Newberry Library initiative explores legacy of the most violent week in Chicago history
1919 Chicago Race Riots
The Newberry Library and 13 partners have organized Chicago 1919: Confronting the Race Riots, a year-long initiative engaging in public conversations about the legacy of the most violent week in Chicago history.

Charles Whitaker, dean of Northwestern Medill School of Journalism, Media, Integrated Marketing Communications, will lead a discussion about the 1919 Chicago Riot with Medill alumnae and WBEZ South Side reporter Natalie Moore on Saturday, July 27, the 100thanniversary of the riots.  

The discussion is part of the regular Bughouse Square Debates, which take place on Saturdays in July in Washington Square Park, 901 N. Clark Street. It is scheduled to begin at 1:30 p.m., following a reading from Carl Sandburg’s visceral reporting on the 1919 Race Riots and from the account of the riots as described in “The Negro in Chicago,” written by the Chicago Commission on Race Relations and published in 1922. 

“The brutal and bloody conflict that erupted in the summer of 1919 is seminal, though little-known, event in Chicago history,” said Whitaker. “Understanding it is key to understanding the persistent segregation of Chicago neighborhoods and the legacy of disinvestment and neglect of the city’s predominantly African-American communities.” 

Details about the event and information on how to participate are available here.  

The event is part of a series entitled “Chicago 1919: Confronting the Race Riots” and a year-long initiative organized by the Newberry Library and its partners to engaging in public conversations about the legacy of the most violent week in Chicago history.  

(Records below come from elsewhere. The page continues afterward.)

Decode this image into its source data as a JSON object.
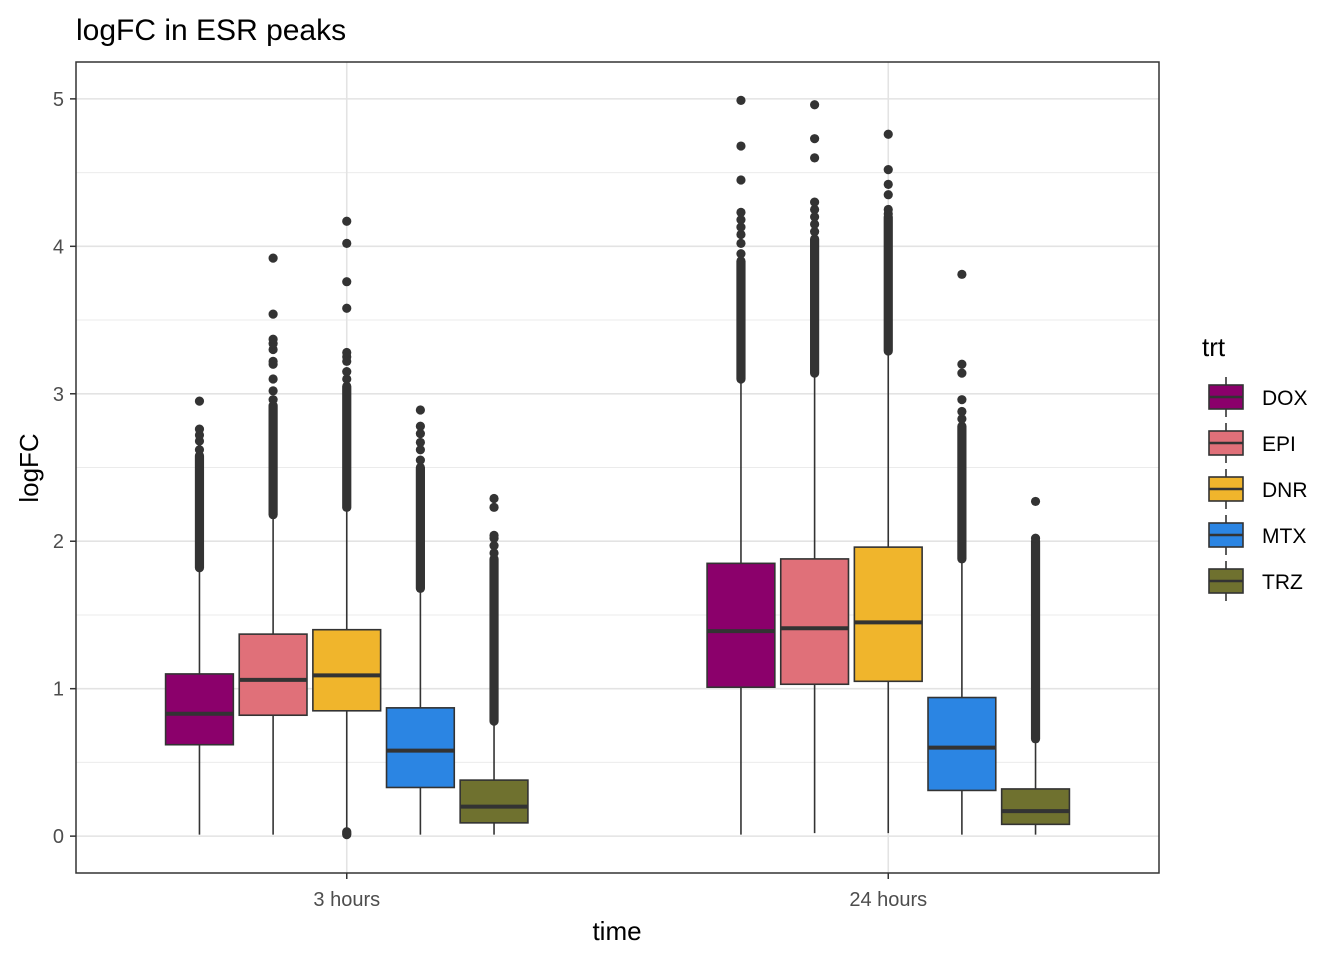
{
  "chart_data": {
    "type": "box",
    "title": "logFC in ESR peaks",
    "xlabel": "time",
    "ylabel": "logFC",
    "ylim": [
      -0.25,
      5.25
    ],
    "yticks": [
      0,
      1,
      2,
      3,
      4,
      5
    ],
    "grid": true,
    "categories": [
      "3 hours",
      "24 hours"
    ],
    "legend": {
      "title": "trt",
      "placement": "right",
      "entries": [
        "DOX",
        "EPI",
        "DNR",
        "MTX",
        "TRZ"
      ]
    },
    "series": [
      {
        "name": "DOX",
        "color": "#8B006B",
        "boxes": [
          {
            "whisker_low": 0.01,
            "q1": 0.62,
            "median": 0.83,
            "q3": 1.1,
            "whisker_high": 1.82,
            "outliers_dense": [
              1.82,
              2.58
            ],
            "outliers_sparse": [
              2.62,
              2.68,
              2.72,
              2.76,
              2.95
            ]
          },
          {
            "whisker_low": 0.01,
            "q1": 1.01,
            "median": 1.39,
            "q3": 1.85,
            "whisker_high": 3.1,
            "outliers_dense": [
              3.1,
              3.9
            ],
            "outliers_sparse": [
              3.95,
              4.02,
              4.08,
              4.13,
              4.18,
              4.23,
              4.45,
              4.68,
              4.99
            ]
          }
        ]
      },
      {
        "name": "EPI",
        "color": "#E07079",
        "boxes": [
          {
            "whisker_low": 0.01,
            "q1": 0.82,
            "median": 1.06,
            "q3": 1.37,
            "whisker_high": 2.18,
            "outliers_dense": [
              2.18,
              2.92
            ],
            "outliers_sparse": [
              2.96,
              3.02,
              3.1,
              3.2,
              3.22,
              3.3,
              3.34,
              3.37,
              3.54,
              3.92
            ]
          },
          {
            "whisker_low": 0.02,
            "q1": 1.03,
            "median": 1.41,
            "q3": 1.88,
            "whisker_high": 3.14,
            "outliers_dense": [
              3.14,
              4.05
            ],
            "outliers_sparse": [
              4.1,
              4.15,
              4.2,
              4.25,
              4.3,
              4.6,
              4.73,
              4.96
            ]
          }
        ]
      },
      {
        "name": "DNR",
        "color": "#F0B52C",
        "boxes": [
          {
            "whisker_low": 0.02,
            "q1": 0.85,
            "median": 1.09,
            "q3": 1.4,
            "whisker_high": 2.23,
            "outliers_dense": [
              2.23,
              3.05
            ],
            "outliers_sparse": [
              0.01,
              0.02,
              0.03,
              3.1,
              3.15,
              3.22,
              3.25,
              3.28,
              3.58,
              3.76,
              4.02,
              4.17
            ]
          },
          {
            "whisker_low": 0.02,
            "q1": 1.05,
            "median": 1.45,
            "q3": 1.96,
            "whisker_high": 3.29,
            "outliers_dense": [
              3.29,
              4.2
            ],
            "outliers_sparse": [
              4.22,
              4.25,
              4.35,
              4.42,
              4.52,
              4.76
            ]
          }
        ]
      },
      {
        "name": "MTX",
        "color": "#2B85E3",
        "boxes": [
          {
            "whisker_low": 0.01,
            "q1": 0.33,
            "median": 0.58,
            "q3": 0.87,
            "whisker_high": 1.68,
            "outliers_dense": [
              1.68,
              2.5
            ],
            "outliers_sparse": [
              2.55,
              2.62,
              2.67,
              2.73,
              2.78,
              2.89
            ]
          },
          {
            "whisker_low": 0.01,
            "q1": 0.31,
            "median": 0.6,
            "q3": 0.94,
            "whisker_high": 1.88,
            "outliers_dense": [
              1.88,
              2.78
            ],
            "outliers_sparse": [
              2.83,
              2.88,
              2.96,
              3.14,
              3.2,
              3.81
            ]
          }
        ]
      },
      {
        "name": "TRZ",
        "color": "#6F712F",
        "boxes": [
          {
            "whisker_low": 0.01,
            "q1": 0.09,
            "median": 0.2,
            "q3": 0.38,
            "whisker_high": 0.78,
            "outliers_dense": [
              0.78,
              1.88
            ],
            "outliers_sparse": [
              1.92,
              1.97,
              2.02,
              2.04,
              2.23,
              2.29
            ]
          },
          {
            "whisker_low": 0.01,
            "q1": 0.08,
            "median": 0.17,
            "q3": 0.32,
            "whisker_high": 0.66,
            "outliers_dense": [
              0.66,
              2.0
            ],
            "outliers_sparse": [
              2.02,
              2.27
            ]
          }
        ]
      }
    ]
  }
}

Violence erupted after black teenager who had drifted across an invisible line in Lake Michigan that separated the black swimming area from the white at 29thStreet Beach was struck by a stone and drowned. Lasting a week and claimed, the riots claimed the lives of 38 people, the majority of them black. 

Racial tensions related to policing, migration and housing all came to a head in 1919. As a turning point in shaping racial divides that persist in Chicago, the 1919 race riots can be a lens for understanding the city today. 

Dean Whitaker and Moore, who is the author of “The South Side: A Portrait of Chicago and American Segregation,” will focus the discussion on coverage of the event in both national and local media, including the Chicago Defender and the Chicago Tribune, and talk about how the accounts differed in Black and White media.